We find no error. The contrary view was the result of a misconstruction of a statement in the opinion in Lewis v.Lewis, 138 Md. 70, 113 A. 573, relative to the contention of counsel for appellant in that case that it would be unfair not to allow the widow, who accepted the provision made for her by her husband in his will, interest on the bequest from the date of his death, when, if she had renounced the will and elected to take her dower and thirds, she would have gotten the income from a third of the property from the date of his death. A more elaborate argument in the opinion would have made it plain that what we meant by the misunderstood statement was that, if she had renounced the will, she would have been in no different position with respect to interest, as what she would then have taken would have been one-third of the surplus of the estate, to which no interest would have been added; that when she accepted the bequest she was charged with knowledge that it would not be due until after administration and that the legacy would bear no interest, and also with knowledge that the surplus of the estate meant the entire balance for distribution (including accumulated income) less debts and costs of administration. We did not mean the premise of the learned counsel was false, but that his argument was fallacious because it did not distinguish between income, which became merged in the corpus and was a part of the balance for distribution, and interest.

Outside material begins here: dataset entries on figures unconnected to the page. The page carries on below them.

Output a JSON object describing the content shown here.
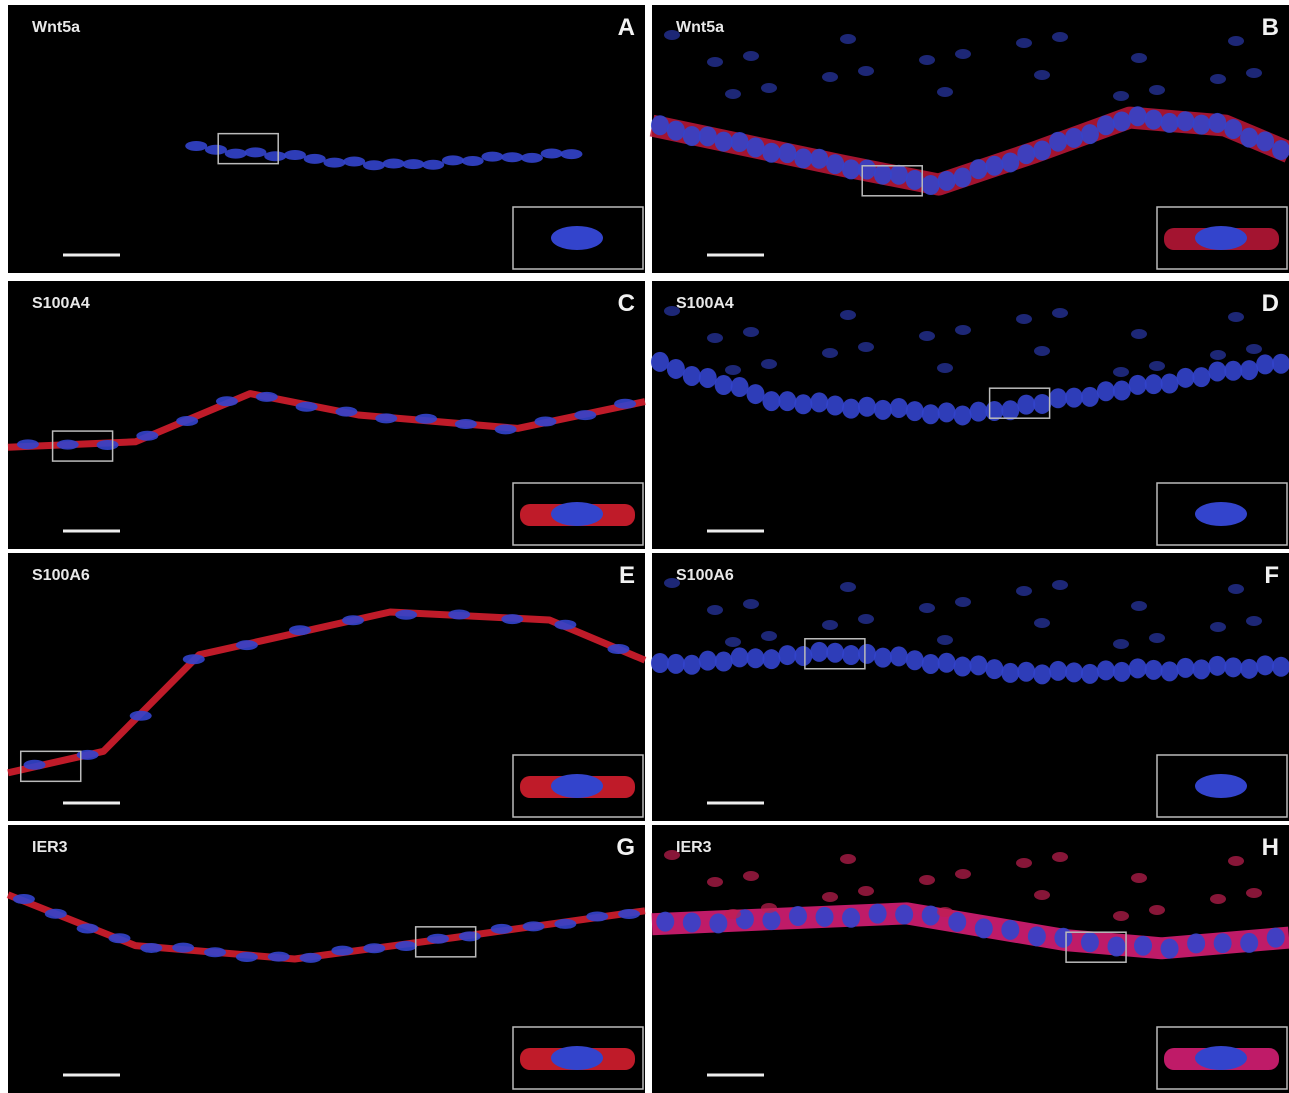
{
  "panels": [
    {
      "marker": "Wnt5a",
      "letter": "A"
    },
    {
      "marker": "Wnt5a",
      "letter": "B"
    },
    {
      "marker": "S100A4",
      "letter": "C"
    },
    {
      "marker": "S100A4",
      "letter": "D"
    },
    {
      "marker": "S100A6",
      "letter": "E"
    },
    {
      "marker": "S100A6",
      "letter": "F"
    },
    {
      "marker": "IER3",
      "letter": "G"
    },
    {
      "marker": "IER3",
      "letter": "H"
    }
  ]
}
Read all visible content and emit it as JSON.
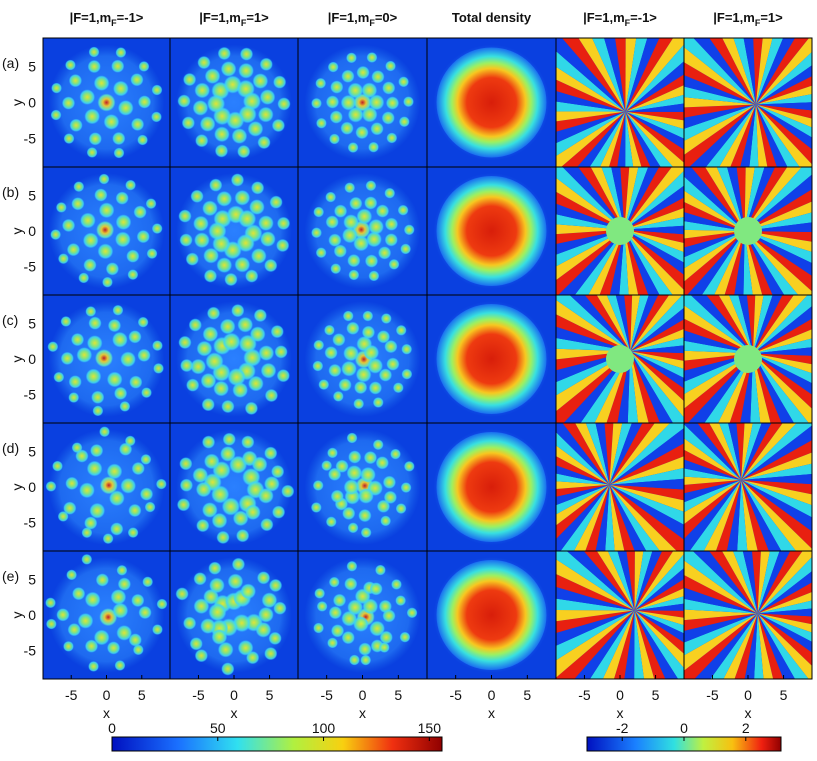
{
  "figure": {
    "columns": [
      [
        "|F=1,m",
        "F",
        "=-1>"
      ],
      [
        "|F=1,m",
        "F",
        "=1>"
      ],
      [
        "|F=1,m",
        "F",
        "=0>"
      ],
      [
        "Total density"
      ],
      [
        "|F=1,m",
        "F",
        "=-1>"
      ],
      [
        "|F=1,m",
        "F",
        "=1>"
      ]
    ],
    "rows": [
      "(a)",
      "(b)",
      "(c)",
      "(d)",
      "(e)"
    ],
    "x_label": "x",
    "y_label": "y",
    "xlim": [
      -9,
      9
    ],
    "ylim": [
      -9,
      9
    ],
    "xticks": [
      -5,
      0,
      5
    ],
    "yticks": [
      5,
      0,
      -5
    ],
    "density_colorbar": {
      "lim": [
        0,
        156
      ],
      "ticks": [
        0,
        50,
        100,
        150
      ]
    },
    "phase_colorbar": {
      "lim": [
        -3.14,
        3.14
      ],
      "ticks": [
        -2,
        0,
        2
      ]
    }
  }
}
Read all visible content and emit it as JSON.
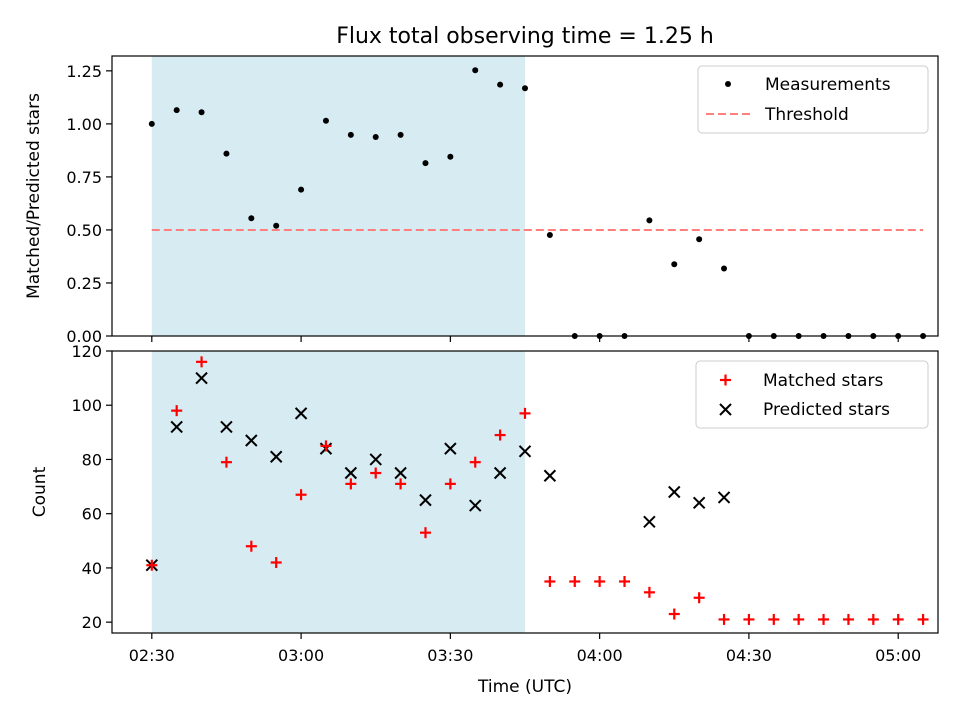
{
  "colors": {
    "measurement": "#000000",
    "threshold": "#ff7f7f",
    "matched": "#ff0000",
    "predicted": "#000000",
    "highlight": "#add8e6"
  },
  "chart_data": [
    {
      "type": "scatter",
      "title": "Flux total observing time = 1.25 h",
      "xlabel": "",
      "ylabel": "Matched/Predicted stars",
      "xlim": [
        "02:22",
        "05:08"
      ],
      "ylim": [
        0,
        1.32
      ],
      "yticks": [
        0.0,
        0.25,
        0.5,
        0.75,
        1.0,
        1.25
      ],
      "ytick_labels": [
        "0.00",
        "0.25",
        "0.50",
        "0.75",
        "1.00",
        "1.25"
      ],
      "highlight_span": [
        "02:30",
        "03:45"
      ],
      "legend_position": "top-right",
      "series": [
        {
          "name": "Measurements",
          "kind": "points",
          "x": [
            "02:30",
            "02:35",
            "02:40",
            "02:45",
            "02:50",
            "02:55",
            "03:00",
            "03:05",
            "03:10",
            "03:15",
            "03:20",
            "03:25",
            "03:30",
            "03:35",
            "03:40",
            "03:45",
            "03:50",
            "03:55",
            "04:00",
            "04:05",
            "04:10",
            "04:15",
            "04:20",
            "04:25",
            "04:30",
            "04:35",
            "04:40",
            "04:45",
            "04:50",
            "04:55",
            "05:00",
            "05:05"
          ],
          "y": [
            1.0,
            1.065,
            1.055,
            0.86,
            0.555,
            0.52,
            0.69,
            1.015,
            0.948,
            0.938,
            0.948,
            0.815,
            0.845,
            1.253,
            1.185,
            1.168,
            0.476,
            0.0,
            0.0,
            0.0,
            0.545,
            0.338,
            0.456,
            0.318,
            0.0,
            0.0,
            0.0,
            0.0,
            0.0,
            0.0,
            0.0,
            0.0
          ]
        },
        {
          "name": "Threshold",
          "kind": "dashed-line",
          "x": [
            "02:30",
            "05:05"
          ],
          "y": [
            0.5,
            0.5
          ]
        }
      ]
    },
    {
      "type": "scatter",
      "title": "",
      "xlabel": "Time (UTC)",
      "ylabel": "Count",
      "xlim": [
        "02:22",
        "05:08"
      ],
      "ylim": [
        16,
        120
      ],
      "yticks": [
        20,
        40,
        60,
        80,
        100,
        120
      ],
      "ytick_labels": [
        "20",
        "40",
        "60",
        "80",
        "100",
        "120"
      ],
      "xticks": [
        "02:30",
        "03:00",
        "03:30",
        "04:00",
        "04:30",
        "05:00"
      ],
      "xtick_labels": [
        "02:30",
        "03:00",
        "03:30",
        "04:00",
        "04:30",
        "05:00"
      ],
      "highlight_span": [
        "02:30",
        "03:45"
      ],
      "legend_position": "top-right",
      "series": [
        {
          "name": "Matched stars",
          "kind": "plus",
          "x": [
            "02:30",
            "02:35",
            "02:40",
            "02:45",
            "02:50",
            "02:55",
            "03:00",
            "03:05",
            "03:10",
            "03:15",
            "03:20",
            "03:25",
            "03:30",
            "03:35",
            "03:40",
            "03:45",
            "03:50",
            "03:55",
            "04:00",
            "04:05",
            "04:10",
            "04:15",
            "04:20",
            "04:25",
            "04:30",
            "04:35",
            "04:40",
            "04:45",
            "04:50",
            "04:55",
            "05:00",
            "05:05"
          ],
          "y": [
            41,
            98,
            116,
            79,
            48,
            42,
            67,
            85,
            71,
            75,
            71,
            53,
            71,
            79,
            89,
            97,
            35,
            35,
            35,
            35,
            31,
            23,
            29,
            21,
            21,
            21,
            21,
            21,
            21,
            21,
            21,
            21
          ]
        },
        {
          "name": "Predicted stars",
          "kind": "x",
          "x": [
            "02:30",
            "02:35",
            "02:40",
            "02:45",
            "02:50",
            "02:55",
            "03:00",
            "03:05",
            "03:10",
            "03:15",
            "03:20",
            "03:25",
            "03:30",
            "03:35",
            "03:40",
            "03:45",
            "03:50",
            "04:10",
            "04:15",
            "04:20",
            "04:25"
          ],
          "y": [
            41,
            92,
            110,
            92,
            87,
            81,
            97,
            84,
            75,
            80,
            75,
            65,
            84,
            63,
            75,
            83,
            74,
            57,
            68,
            64,
            66
          ]
        }
      ]
    }
  ]
}
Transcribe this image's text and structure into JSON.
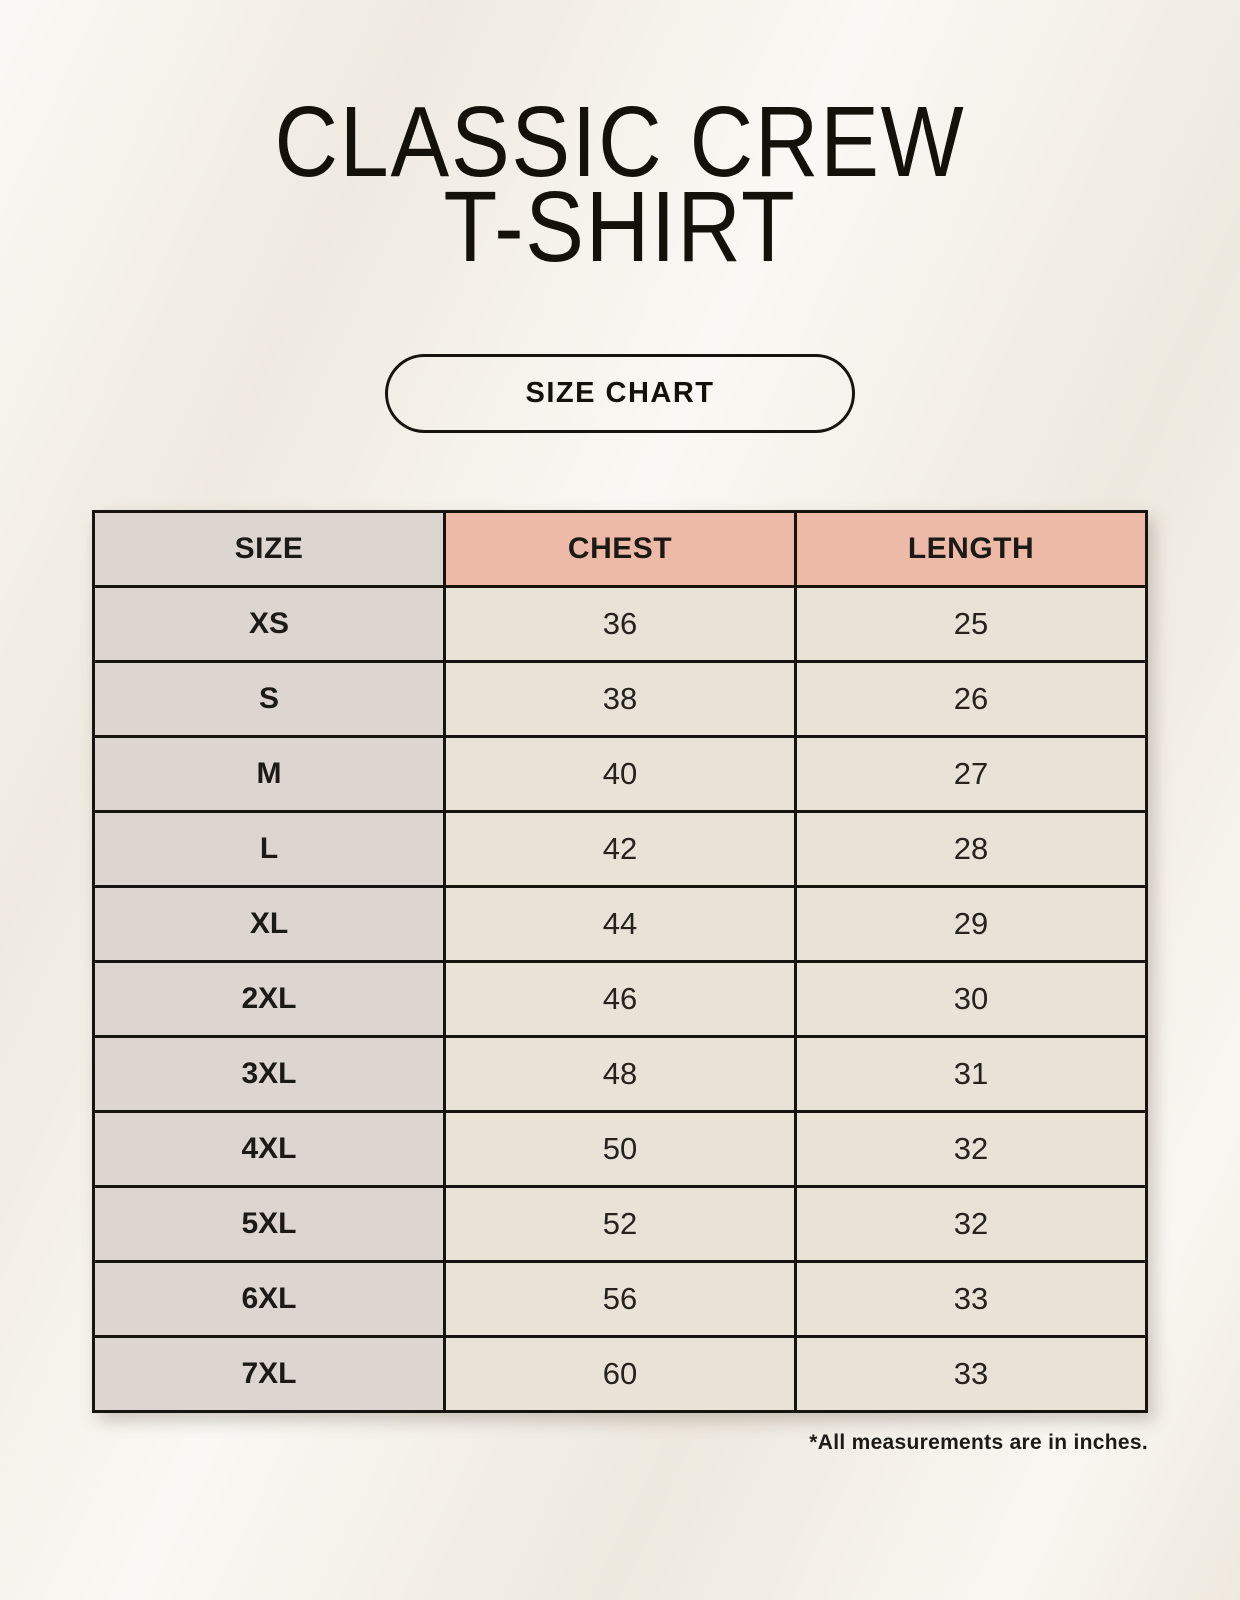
{
  "page": {
    "title_line1": "CLASSIC CREW",
    "title_line2": "T-SHIRT",
    "size_chart_button": "SIZE CHART",
    "footnote": "*All measurements are in inches."
  },
  "chart_data": {
    "type": "table",
    "title": "CLASSIC CREW T-SHIRT",
    "subtitle": "SIZE CHART",
    "columns": [
      "SIZE",
      "CHEST",
      "LENGTH"
    ],
    "rows": [
      [
        "XS",
        36,
        25
      ],
      [
        "S",
        38,
        26
      ],
      [
        "M",
        40,
        27
      ],
      [
        "L",
        42,
        28
      ],
      [
        "XL",
        44,
        29
      ],
      [
        "2XL",
        46,
        30
      ],
      [
        "3XL",
        48,
        31
      ],
      [
        "4XL",
        50,
        32
      ],
      [
        "5XL",
        52,
        32
      ],
      [
        "6XL",
        56,
        33
      ],
      [
        "7XL",
        60,
        33
      ]
    ],
    "units": "inches",
    "note": "*All measurements are in inches."
  },
  "colors": {
    "page_bg": "#f5f1e9",
    "accent_header_bg": "#eebaa8",
    "size_column_bg": "#ddd6d0",
    "value_cell_bg": "#e9e2d7",
    "table_border": "#17140f",
    "text": "#1c1a17"
  }
}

Whether the widow in the Lewis case had elected to take the bequest or her thirds, she would have been entitled to possession only at the time of distribution; the amount in the one case being fixed in advance by the will, in the other *Page 283 being undetermined until ascertainment of the surplus for distribution. In neither case would interest have been added to her share. The law governing this case is found in section 311 of article 93 of the Code, which provides that in case of renunciation, "If the election be of the legal share of both real and personal estate, the surviving husband or wife shall take one-third of the lands, as an heir, and one-third of the surplus personal estate (if the deceased spouse shall be survived by descendants) and one-half of the lands, as an heir, and one-half of the surplus personal estate (if the deceased spouse shall not be survived by descendants) and no more."

It is sought by appellants to ascribe some significance in support of their contention to the words "and no more." But we find none. We think the explanation given by counsel for appellee in his brief is the correct one, viz., that those words were used to prevent a widow in case of renunciation from getting, in any event, more than half of her husband's estate, and to prevent any possible idea or inference that, when there were no relations as near as brothers' or sisters' children, the renouncing widow would take the whole, as in cases of intestacy.

The words "surplus personal estate" in section 311 mean, we think, the entire balance of personal estate, principal and income, at the time of distribution.